Objectives: Estimates of long-term average exposure to occupational hazards are often imprecise because intraindividual variability in exposure can be large and exposure is usually based on one or few measurements. One potential result is bias of exposure-response relationships. The possibility was studied of a more valid measure of exposure being obtained by modeling exposure and consequently increasing the number of days with exposure estimates, using simple measurable exposure surrogates.
Methods: In a group of 198 Dutch pig farmers, exposure to endotoxins was measured on one workday in summer and one day in winter. Farmers recorded activity patterns during one week in both seasons, and farm characteristics were evaluated.
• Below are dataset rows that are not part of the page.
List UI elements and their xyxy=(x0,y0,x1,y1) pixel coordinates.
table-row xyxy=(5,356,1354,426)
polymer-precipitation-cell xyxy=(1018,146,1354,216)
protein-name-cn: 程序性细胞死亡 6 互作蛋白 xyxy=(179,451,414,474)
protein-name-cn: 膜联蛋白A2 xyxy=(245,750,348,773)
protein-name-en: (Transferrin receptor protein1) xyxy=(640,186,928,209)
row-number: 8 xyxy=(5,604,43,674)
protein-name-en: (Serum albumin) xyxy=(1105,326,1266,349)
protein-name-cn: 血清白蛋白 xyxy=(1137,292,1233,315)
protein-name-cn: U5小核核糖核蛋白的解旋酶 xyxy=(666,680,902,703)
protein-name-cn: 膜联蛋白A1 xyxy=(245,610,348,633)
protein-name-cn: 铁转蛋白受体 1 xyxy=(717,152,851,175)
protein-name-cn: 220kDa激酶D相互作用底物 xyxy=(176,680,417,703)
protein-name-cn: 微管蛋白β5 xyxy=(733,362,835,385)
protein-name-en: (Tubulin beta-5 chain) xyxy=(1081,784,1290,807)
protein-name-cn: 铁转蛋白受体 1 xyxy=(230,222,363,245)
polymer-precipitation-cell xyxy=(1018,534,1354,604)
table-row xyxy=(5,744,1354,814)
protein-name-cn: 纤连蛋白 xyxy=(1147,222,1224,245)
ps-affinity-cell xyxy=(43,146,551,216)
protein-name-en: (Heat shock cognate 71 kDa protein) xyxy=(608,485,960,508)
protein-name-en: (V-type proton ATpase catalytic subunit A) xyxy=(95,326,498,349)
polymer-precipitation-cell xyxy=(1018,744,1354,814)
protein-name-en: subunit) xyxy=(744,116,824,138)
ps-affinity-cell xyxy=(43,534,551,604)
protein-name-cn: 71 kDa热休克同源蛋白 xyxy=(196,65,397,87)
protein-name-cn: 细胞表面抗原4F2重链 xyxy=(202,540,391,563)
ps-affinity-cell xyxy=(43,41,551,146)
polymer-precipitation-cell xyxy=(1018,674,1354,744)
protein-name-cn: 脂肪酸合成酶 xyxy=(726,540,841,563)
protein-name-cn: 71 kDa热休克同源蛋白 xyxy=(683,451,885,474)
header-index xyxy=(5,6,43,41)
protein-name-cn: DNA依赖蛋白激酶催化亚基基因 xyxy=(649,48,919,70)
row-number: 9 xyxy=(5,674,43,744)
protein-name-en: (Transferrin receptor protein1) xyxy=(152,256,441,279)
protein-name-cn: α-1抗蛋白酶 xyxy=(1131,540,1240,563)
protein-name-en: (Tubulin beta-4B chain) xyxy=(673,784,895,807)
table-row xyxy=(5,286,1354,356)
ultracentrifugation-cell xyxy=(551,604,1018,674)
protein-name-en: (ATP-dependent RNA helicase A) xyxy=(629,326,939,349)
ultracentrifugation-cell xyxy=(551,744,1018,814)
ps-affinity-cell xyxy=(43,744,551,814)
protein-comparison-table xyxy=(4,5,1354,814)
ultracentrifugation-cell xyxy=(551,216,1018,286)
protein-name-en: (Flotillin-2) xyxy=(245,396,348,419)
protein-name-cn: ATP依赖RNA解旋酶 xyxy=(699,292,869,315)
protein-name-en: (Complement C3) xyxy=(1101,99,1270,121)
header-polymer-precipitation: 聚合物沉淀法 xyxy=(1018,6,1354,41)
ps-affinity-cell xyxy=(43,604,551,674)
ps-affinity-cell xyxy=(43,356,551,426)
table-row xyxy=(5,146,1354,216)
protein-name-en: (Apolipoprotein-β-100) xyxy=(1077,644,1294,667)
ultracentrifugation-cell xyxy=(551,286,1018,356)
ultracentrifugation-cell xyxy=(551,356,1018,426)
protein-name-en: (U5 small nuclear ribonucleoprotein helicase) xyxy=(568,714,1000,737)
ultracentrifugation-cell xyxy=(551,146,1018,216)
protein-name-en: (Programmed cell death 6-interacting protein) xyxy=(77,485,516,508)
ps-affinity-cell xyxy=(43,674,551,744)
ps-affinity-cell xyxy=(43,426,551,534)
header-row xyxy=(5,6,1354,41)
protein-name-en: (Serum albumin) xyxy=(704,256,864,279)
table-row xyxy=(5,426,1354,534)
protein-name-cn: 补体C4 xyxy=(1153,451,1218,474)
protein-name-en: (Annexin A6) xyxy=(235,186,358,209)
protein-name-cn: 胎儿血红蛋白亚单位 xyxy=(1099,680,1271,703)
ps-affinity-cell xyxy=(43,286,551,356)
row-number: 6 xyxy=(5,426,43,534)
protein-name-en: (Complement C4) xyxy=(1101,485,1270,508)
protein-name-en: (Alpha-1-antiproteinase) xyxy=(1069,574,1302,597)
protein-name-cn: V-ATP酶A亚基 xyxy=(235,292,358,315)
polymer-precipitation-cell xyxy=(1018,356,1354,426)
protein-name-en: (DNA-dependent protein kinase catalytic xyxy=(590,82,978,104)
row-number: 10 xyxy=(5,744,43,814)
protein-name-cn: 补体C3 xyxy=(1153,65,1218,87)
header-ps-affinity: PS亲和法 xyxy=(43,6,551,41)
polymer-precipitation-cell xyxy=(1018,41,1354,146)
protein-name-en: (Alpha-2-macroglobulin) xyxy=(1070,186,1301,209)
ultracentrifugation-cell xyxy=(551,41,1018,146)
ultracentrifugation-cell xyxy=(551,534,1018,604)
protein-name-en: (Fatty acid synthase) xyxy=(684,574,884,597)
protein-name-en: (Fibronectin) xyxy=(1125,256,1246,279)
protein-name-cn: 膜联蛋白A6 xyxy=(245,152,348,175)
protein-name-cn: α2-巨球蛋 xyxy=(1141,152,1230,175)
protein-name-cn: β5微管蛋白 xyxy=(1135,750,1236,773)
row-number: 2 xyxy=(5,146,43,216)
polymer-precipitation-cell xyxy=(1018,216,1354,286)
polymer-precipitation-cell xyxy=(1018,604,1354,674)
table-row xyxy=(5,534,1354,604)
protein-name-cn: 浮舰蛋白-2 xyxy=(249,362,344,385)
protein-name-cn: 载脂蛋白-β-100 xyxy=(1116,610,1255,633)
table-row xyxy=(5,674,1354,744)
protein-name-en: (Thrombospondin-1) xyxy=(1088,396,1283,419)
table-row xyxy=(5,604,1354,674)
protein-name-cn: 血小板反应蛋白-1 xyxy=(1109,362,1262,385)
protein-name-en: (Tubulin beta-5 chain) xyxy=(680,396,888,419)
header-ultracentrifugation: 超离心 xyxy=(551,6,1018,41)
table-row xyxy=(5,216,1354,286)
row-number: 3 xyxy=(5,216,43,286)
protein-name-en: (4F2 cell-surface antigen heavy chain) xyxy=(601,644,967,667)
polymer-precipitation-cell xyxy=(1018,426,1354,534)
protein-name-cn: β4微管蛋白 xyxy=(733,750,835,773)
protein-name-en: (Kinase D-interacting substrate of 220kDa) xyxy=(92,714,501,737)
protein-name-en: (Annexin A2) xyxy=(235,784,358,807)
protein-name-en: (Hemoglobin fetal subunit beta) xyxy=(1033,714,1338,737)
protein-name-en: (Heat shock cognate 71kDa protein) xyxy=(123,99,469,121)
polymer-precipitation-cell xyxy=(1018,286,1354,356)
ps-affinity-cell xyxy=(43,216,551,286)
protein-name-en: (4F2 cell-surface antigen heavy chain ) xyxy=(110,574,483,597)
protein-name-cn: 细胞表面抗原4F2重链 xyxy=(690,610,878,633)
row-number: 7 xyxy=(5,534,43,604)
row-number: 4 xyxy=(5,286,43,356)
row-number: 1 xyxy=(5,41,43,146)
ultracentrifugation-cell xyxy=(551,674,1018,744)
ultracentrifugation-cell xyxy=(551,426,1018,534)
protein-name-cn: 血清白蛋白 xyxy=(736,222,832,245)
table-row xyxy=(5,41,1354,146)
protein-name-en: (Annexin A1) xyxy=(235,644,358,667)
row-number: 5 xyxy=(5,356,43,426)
Relationships between farm characteristics and activities and log-transformed measured exposure levels were quantified in a multiple regression analysis. Exposure was estimated for 14 d with known activity patterns.
Results: The ratio of intraindividual and interindividual variance in log-transformed measured exposure was 4.7. Given this ratio, the true regression coefficient of lung function on exposure would potentially be attenuated by 70%. The variance ratio for predicted exposures was only 1.2, and the potential attenuation by variation in exposure estimates was decreased to 8%. There was no relationship between lung function and measured exposure. Modeled long-term average exposure was inversely related to base-line lung function; it reached statistical significance for asymptomatic farmers.
Conclusions: The results suggest that the presented strategy offers a possibility to minimize measurement effort in occupational epidemiologic studies, without apparent loss of statistical power.